More successful are some of the minor roles. Alfred Molina, last seen as a CIA chieftain in “The Company,” is wonderful as the foppish Touchstone, who falls for Audrey (Janet McTeer), a country wench. Kevin Kline, as “the melancholy” Jacques, delivers the famous speech about the seven stages of man in an almost offhand way, the camera creeping up slowly toward him as he does so, and does a good job of reminding us that some of the most anthologized lines in Shakespeare are delivered by a character far less appealing than the lines themselves would have you believe. This isn’t just melancholy as self-indulgence, it’s melancholy to make a melancholic blush.

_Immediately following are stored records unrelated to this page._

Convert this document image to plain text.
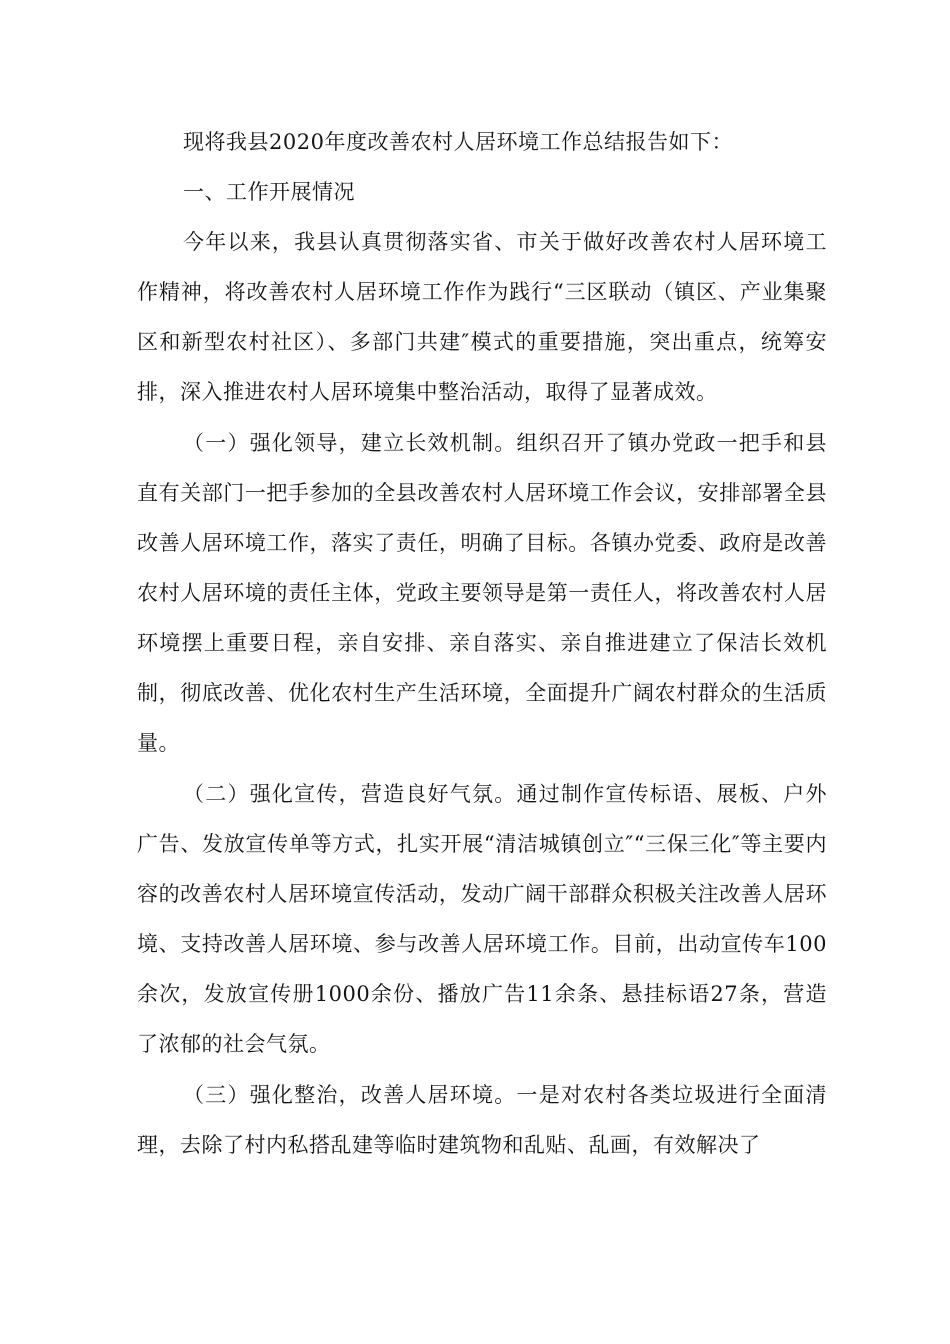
现将我县2020年度改善农村人居环境工作总结报告如下：

一、工作开展情况

今年以来，我县认真贯彻落实省、市关于做好改善农村人居环境工作精神，将改善农村人居环境工作作为践行“三区联动（镇区、产业集聚区和新型农村社区）、多部门共建″模式的重要措施，突出重点，统筹安排，深入推进农村人居环境集中整治活动，取得了显著成效。

（一）强化领导，建立长效机制。组织召开了镇办党政一把手和县直有关部门一把手参加的全县改善农村人居环境工作会议，安排部署全县改善人居环境工作，落实了责任，明确了目标。各镇办党委、政府是改善农村人居环境的责任主体，党政主要领导是第一责任人，将改善农村人居环境摆上重要日程，亲自安排、亲自落实、亲自推进建立了保洁长效机制，彻底改善、优化农村生产生活环境，全面提升广阔农村群众的生活质量。

（二）强化宣传，营造良好气氛。通过制作宣传标语、展板、户外广告、发放宣传单等方式，扎实开展“清洁城镇创立″“三保三化″等主要内容的改善农村人居环境宣传活动，发动广阔干部群众积极关注改善人居环境、支持改善人居环境、参与改善人居环境工作。目前，出动宣传车100余次，发放宣传册1000余份、播放广告11余条、悬挂标语27条，营造了浓郁的社会气氛。

（三）强化整治，改善人居环境。一是对农村各类垃圾进行全面清理，去除了村内私搭乱建等临时建筑物和乱贴、乱画，有效解决了
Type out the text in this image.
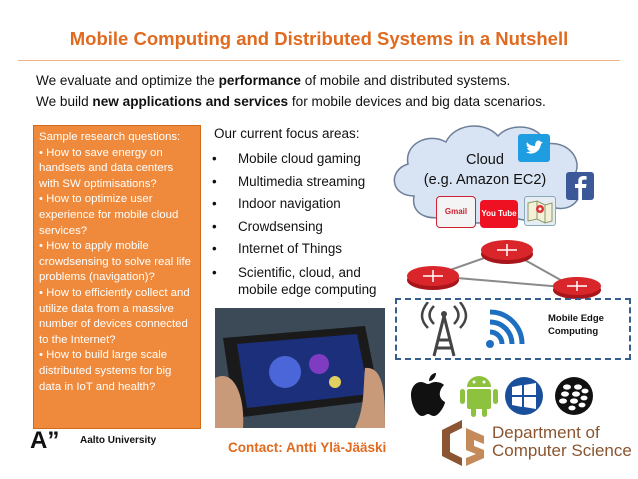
Mobile Computing and Distributed Systems in a Nutshell
We evaluate and optimize the performance of mobile and distributed systems.
We build new applications and services for mobile devices and big data scenarios.
Sample research questions:
• How to save energy on handsets and data centers with SW optimisations?
• How to optimize user experience for mobile cloud services?
• How to apply mobile crowdsensing to solve real life problems (navigation)?
• How to efficiently collect and utilize data from a massive number of devices connected to the Internet?
• How to build large scale distributed systems for big data in IoT and health?
Our current focus areas:
• Mobile cloud gaming
• Multimedia streaming
• Indoor navigation
• Crowdsensing
• Internet of Things
• Scientific, cloud, and mobile edge computing
Cloud
(e.g. Amazon EC2)
Gmail	You Tube
Mobile Edge
Computing
A” Aalto University	Contact: Antti Ylä-Jääski
Department of
Computer Science
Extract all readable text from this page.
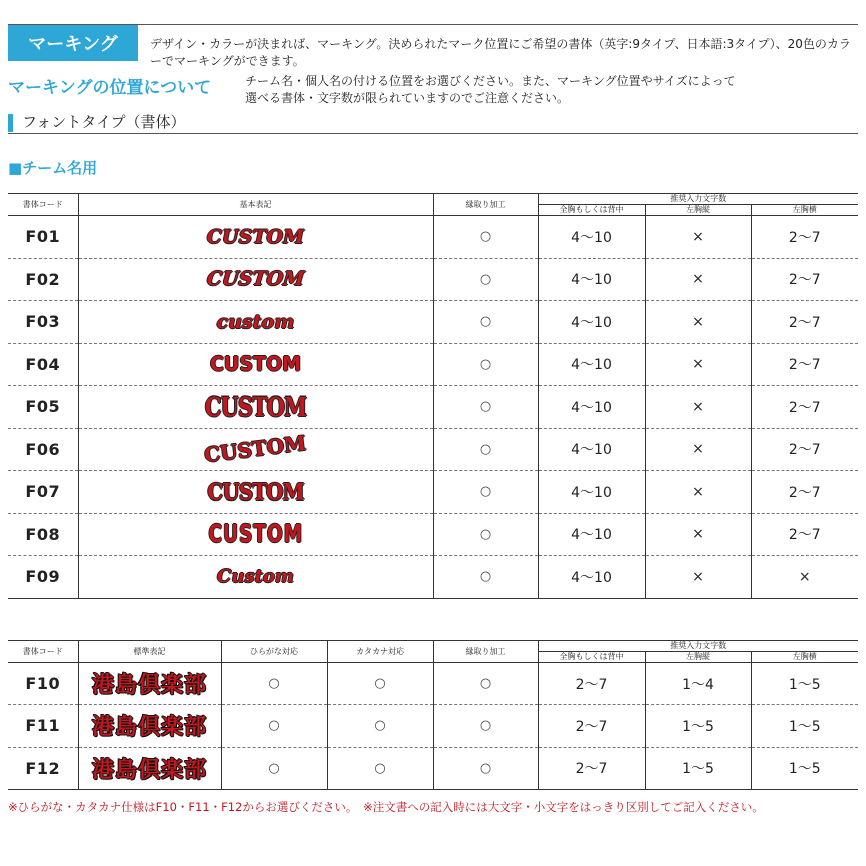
マーキング	デザイン・カラーが決まれば、マーキング。決められたマーク位置にご希望の書体（英字:9タイプ、日本語:3タイプ）、20色のカラーでマーキングができます。
マーキングの位置について	チーム名・個人名の付ける位置をお選びください。また、マーキング位置やサイズによって
選べる書体・文字数が限られていますのでご注意ください。
フォントタイプ（書体）
■チーム名用
書体コード	基本表記	縁取り加工	推奨入力文字数		
			全胸もしくは背中	左胸縦	左胸横
F01	CUSTOM	○	4～10	×	2～7
F02	CUSTOM	○	4～10	×	2～7
F03	custom	○	4～10	×	2～7
F04	CUSTOM	○	4～10	×	2～7
F05	CUSTOM	○	4～10	×	2～7
F06	CUSTOM	○	4～10	×	2～7
F07	CUSTOM	○	4～10	×	2～7
F08	CUSTOM	○	4～10	×	2～7
F09	Custom	○	4～10	×	×
書体コード	標準表記	ひらがな対応	カタカナ対応	縁取り加工	推奨入力文字数		
					全胸もしくは背中	左胸縦	左胸横
F10	港島倶楽部	○	○	○	2～7	1～4	1～5
F11	港島倶楽部	○	○	○	2～7	1～5	1～5
F12	港島倶楽部	○	○	○	2～7	1～5	1～5
※ひらがな・カタカナ仕様はF10・F11・F12からお選びください。　※注文書への記入時には大文字・小文字をはっきり区別してご記入ください。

In the end, though, Mr. Branagh’s “As You Like it” founders on a gimmicky decision to set it in Japan — one is reminded of the recent headline in “The Onion,” “unconventional director Sets Shakespeare Play in Time, Place Shakespeare intended” — and a failure to do the Rosalind/Orlando relationship justice. What we’re left with is the magic of the language, which Mr. Branagh knows something about. unless you’re going to adapt Shakespeare very freely, as Kurosawa did, or as Al Pacino did in his superb take on “richard III” (“Looking for Richard”), then you’re generally best off keeping distracting visuals to a minimum and concentrating on the words and the actors’ delivery of them.
When Jacques and Rosalind sit down to discuss Jacques’s melancholy worldview (which Rosalind artfully dismantles), or when Touchstone defeats his rival in a verbal duel, for Audrey’s hand, the film is at its most convincing and enjoyable.
In the end, Shakespeare is what Mr. Branagh has staked his career on, and it remains what he does best. His “As You Like it” may not be quite as I (or you) like it, but it does enough things well to make one hope for more.